All the areas of our garden have names (they are really gardens-within-gardens); and their purpose changes as the background screen of shrubs and trees grow. I have the 'salad garden' almost under control again, third re-incarnation. At the furthest point of the acre, it is also the sunniest and has the advantage of a neighbour's brick wall, against which we grow two fig trees. Once I grew salads and herbs there, after hacking back the nettles and weeds, and then someone further down the road blocked off an old land-drain that ran through our orchard and the water could not disperse; the salad garden became incredibly sticky, the soil cold and wet.
So gradually, from 2005 onwards, I have created a series of raised beds, having discovered 'square-foot' gardening. And so now it is the 'SQ Garden'.
Raymond made me the beds from scrap timber, apart from two which were sent me to trial. Two of my little grandchildren (then aged six and four) were staying with us that summer and helped to clear the ground and then erect and plant them.
All through that summer, they visited frequently and checked progress on 'their' gardens.
I now have six 'SQ' beds and each is divided into sections; not square feet - mine are actually 18" (45cms). The beds are modular: three feet wide which means I can reach into the middle without stepping on the earth and varying in length, with slabs between, not cemented so the water can seep away back into the soil.

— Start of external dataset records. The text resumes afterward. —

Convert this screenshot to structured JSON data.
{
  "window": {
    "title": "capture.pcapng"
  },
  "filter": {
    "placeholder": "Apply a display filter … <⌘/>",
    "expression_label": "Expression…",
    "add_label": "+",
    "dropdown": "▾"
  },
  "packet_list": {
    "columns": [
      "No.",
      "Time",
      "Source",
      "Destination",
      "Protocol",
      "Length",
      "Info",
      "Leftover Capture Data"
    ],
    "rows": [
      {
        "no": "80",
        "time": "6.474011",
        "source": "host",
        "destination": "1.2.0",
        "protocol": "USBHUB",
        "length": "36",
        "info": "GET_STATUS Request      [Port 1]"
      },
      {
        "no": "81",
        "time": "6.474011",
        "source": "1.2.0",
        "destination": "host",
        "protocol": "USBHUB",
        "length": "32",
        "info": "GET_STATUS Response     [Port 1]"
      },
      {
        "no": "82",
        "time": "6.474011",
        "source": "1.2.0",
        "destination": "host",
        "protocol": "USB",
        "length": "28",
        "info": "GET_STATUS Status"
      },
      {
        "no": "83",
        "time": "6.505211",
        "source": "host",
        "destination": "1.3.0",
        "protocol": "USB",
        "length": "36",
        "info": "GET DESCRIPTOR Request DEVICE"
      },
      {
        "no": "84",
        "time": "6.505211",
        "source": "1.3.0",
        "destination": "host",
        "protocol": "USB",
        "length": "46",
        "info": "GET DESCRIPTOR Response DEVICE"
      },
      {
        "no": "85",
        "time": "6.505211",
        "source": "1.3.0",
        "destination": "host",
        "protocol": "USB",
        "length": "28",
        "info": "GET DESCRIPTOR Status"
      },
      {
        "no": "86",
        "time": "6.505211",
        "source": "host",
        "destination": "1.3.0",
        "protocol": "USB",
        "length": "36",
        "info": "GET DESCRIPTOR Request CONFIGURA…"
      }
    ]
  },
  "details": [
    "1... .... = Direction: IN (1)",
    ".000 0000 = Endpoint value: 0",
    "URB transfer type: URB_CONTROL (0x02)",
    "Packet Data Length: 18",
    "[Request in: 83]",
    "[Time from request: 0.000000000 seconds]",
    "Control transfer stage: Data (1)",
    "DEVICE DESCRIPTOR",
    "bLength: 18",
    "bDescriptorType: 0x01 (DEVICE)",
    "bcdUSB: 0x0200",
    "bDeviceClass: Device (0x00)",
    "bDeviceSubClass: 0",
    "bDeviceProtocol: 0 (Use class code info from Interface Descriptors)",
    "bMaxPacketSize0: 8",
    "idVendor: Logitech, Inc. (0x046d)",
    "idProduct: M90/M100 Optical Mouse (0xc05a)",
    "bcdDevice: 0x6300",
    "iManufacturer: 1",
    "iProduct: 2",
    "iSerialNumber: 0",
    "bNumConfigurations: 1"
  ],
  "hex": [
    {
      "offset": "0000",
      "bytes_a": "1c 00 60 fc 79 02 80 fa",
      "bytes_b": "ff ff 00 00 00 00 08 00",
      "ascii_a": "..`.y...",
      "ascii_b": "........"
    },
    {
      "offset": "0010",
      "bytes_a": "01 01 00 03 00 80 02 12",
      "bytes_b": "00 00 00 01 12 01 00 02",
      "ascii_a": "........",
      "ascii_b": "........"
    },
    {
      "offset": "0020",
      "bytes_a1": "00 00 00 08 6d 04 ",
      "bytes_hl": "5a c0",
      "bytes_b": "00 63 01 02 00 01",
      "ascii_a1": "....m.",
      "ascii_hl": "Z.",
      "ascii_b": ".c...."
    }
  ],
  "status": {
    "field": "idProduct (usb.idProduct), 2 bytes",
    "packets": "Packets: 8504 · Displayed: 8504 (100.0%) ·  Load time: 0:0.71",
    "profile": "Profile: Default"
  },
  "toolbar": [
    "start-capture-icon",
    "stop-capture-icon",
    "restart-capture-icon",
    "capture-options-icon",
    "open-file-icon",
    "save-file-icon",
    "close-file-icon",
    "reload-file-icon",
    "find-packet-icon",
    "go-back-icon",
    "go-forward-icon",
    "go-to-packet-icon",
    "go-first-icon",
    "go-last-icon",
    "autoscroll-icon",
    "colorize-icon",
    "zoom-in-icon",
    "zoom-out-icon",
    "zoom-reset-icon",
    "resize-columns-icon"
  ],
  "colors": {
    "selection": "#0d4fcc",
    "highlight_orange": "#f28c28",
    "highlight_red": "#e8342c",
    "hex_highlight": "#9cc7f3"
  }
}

Each bed is then divided into sections; so that I can grow vegetables and salads in succession. The 'SQ Garden' has its own micro-climate, warm and sheltered, which means produce is ready long before that in Raymond's veg plot. Yesterday we ate a salad lunch: mixed cut-and-come-again lettuce, with rocket 'Apollo', and the young deep red leaves of beet 'Bull's Blood' and chopped raw spinach 'Spokane' - deliciously creamy, plus a few crunchy pink radishes. Add some chopped chives and some home-made vinaigrette; we ate well.
Our garden has to be productive but I cannot exist without flowers as well, and so in the SQ garden, I grow climbing roses on the wall alongside the figs, and insect-attracting annuals: fiery orange calendula and heavenly blue-cornflowers, night-scented stock, medieval borage for bees, jewel nasturtiums and love-in-a-mist which is something of a theme plant for me for I first fell in love with it in my grandmother's garden on my hands and knees, weeding her magnificent Gertrude Jekyll (style) flower borders. My current summertime blog banner was taken in 1992 and shows just such a mix of flowers and vegetables; that space is no longer as it was then; the years move on.
The grandchildren’s two beds are this year sown with flowers, edible climbing purple-podded beans and black Tuscany kale seedlings. Today the space under the figs is to be filled with recycled containers in which I am trialing potatoes, carrots, lettuce, courgettes and trailing winter squash: I have an article to write on 'smallspace' gardening and need photos to accompany it. Yesterday, I edged the path by the rose and fig border with reclaimed bricks and the herb pots are now filled with scented culinary herbs.
The last four days with my hands in the earth has been wonderful; without doubt, it has eased a difficult work situation that is presently troubling me. The ‘SQ Garden’ has materialised again, as I rough-planned it back in March, and we are able to enjoy the salads and vegetables that are now flourishing. Concerns have been pushed to the back of my mind, temporarily, and I move on to the next patch of ground that needs reclaiming. My hands are roughened from their continual plunge into the earth, but my heart is eased and quietened.